İstanbul Büyükşehir Belediye (İBB) Başkanı Ekrem İmamoğlu'nun avukatları, MOBESE görüntülerini temin edip yayan kişiler hakkında suç duyurusunda bulundu.

Suç duyurusunda, MOBESE’ye erişimi bulunan şüpheli veya şüphelilerin, Türk Ceza Kanunu’nun (TCK) 135’inci maddesine göre ‘kişisel verilerin kaydedilmesi’, 136’ncı maddesine göre ‘verileri hukuka aykırı olarak verme veya ele geçirme’, 137 ve 257’nci maddelerine göre de ‘görevi kötüye kullanma’ suçlarını işledikleri belirtildi. 

'GÖRÜNTÜLER VERİLEMEZ'

Ceza hukukçusu Prof. Dr. Ersan Şen, MOBESE görüntülerinin sosyal medyada paylaşılmasını değerlendirdi.

Twitter hesabından açıklamalarda bulunan Şen, "Devlet, Anayasadan ve kanundan yetkisini alması kaydıyla yargı mercileri ile kamu kurum ve kuruluşları dışında kimseye bu görüntüleri veremez" dedi. 

Şen'in paylaşımları şöyle:

"MOBESE (Mobil Elektronik Sistem Entegrasyonu); güvenliğin sağlanması, takibi, caydırıcılık ve işlendiği veya teşebbüs edildiği iddia edilen bir suç varsa, onun kayıt ve görüntüleri ile delillerin ve şüphelilerin takibi dışında kullanılması mümkün olmayan, kamuya açık alanlarla sınırlı, özel olarak bir kişiyi, aracı, konutu veya işyerini takibi içermeyen güvenlik kamera sistemidir.

Anayasada ve kanunda yeterli dayanağı olmasa da, meşruiyet sorunu yaşamayan ve kamuya açık alanlarda kullanılan MOBESE sisteminde, bireylerin kamuya açık alanlarda sahip olduğu özel aile ve mesleki hayatlarına saygı gösterilmesi zorunluluğu vardır.

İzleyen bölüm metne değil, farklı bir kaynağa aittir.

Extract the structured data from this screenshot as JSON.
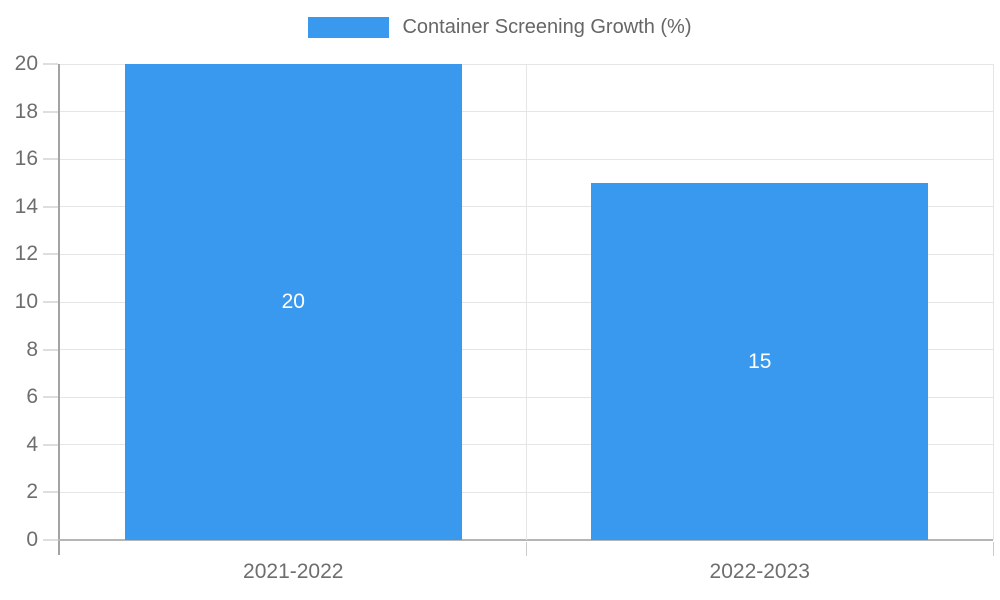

Bu zorunluluk, hukuk devletinin taahhüdü altındadır.

MOBESE görüntülerinin herkes tarafından izlenebileceğine ve mesleki, özel veya aile hayatına müdahale edilmedikçe kullanılabileceğine dair iddialar gerçek dışıdır.

MOBESE görüntüleri ve bireyin konumu ile aracının, konutunun veya işyerinin bulunduğu yer kayıtları basın dahil kimseye verilemez.

MOBESE görüntülerinden elde edilen kayıtlar özel bir veri tabanında ve önceden belirlenmiş protokol uyarınca kişisel veriler korunmak suretiyle muhafaza edilir.

Devlet, Anayasadan ve kanundan yetkisini alması kaydıyla yargı mercileri ile kamu kurum ve kuruluşları dışında kimseye bu görüntüleri veremez.

Çözülmesi gereken asıl mesele; kişinin özel hayatına ve bulunduğu yere ilişkin bilginin basınla ve kamuoyu ile paylaşılmasından kaynaklanabilecek sorundan ziyade, “Devlet güven demektir” ilkesi ışığında, saklanması ve koşullara uygun kullanılması gereken görüntülerin üçüncü kişi veya kişilere verilip verilmediği, yani görevden kaynaklanan yetkinin kötüye kullanılıp kullanılmadığıdır.

Bireyin özel, aile ve mesleki hayatını ilgilendiren, güvenlik ve suçla ilgili delil elde edilmesi, hatta failin yerinin tespiti ile yakalanması için kullanılan MOBESE sistemi bir an evvel Anayasada ve kanunda düzenlenmelidir.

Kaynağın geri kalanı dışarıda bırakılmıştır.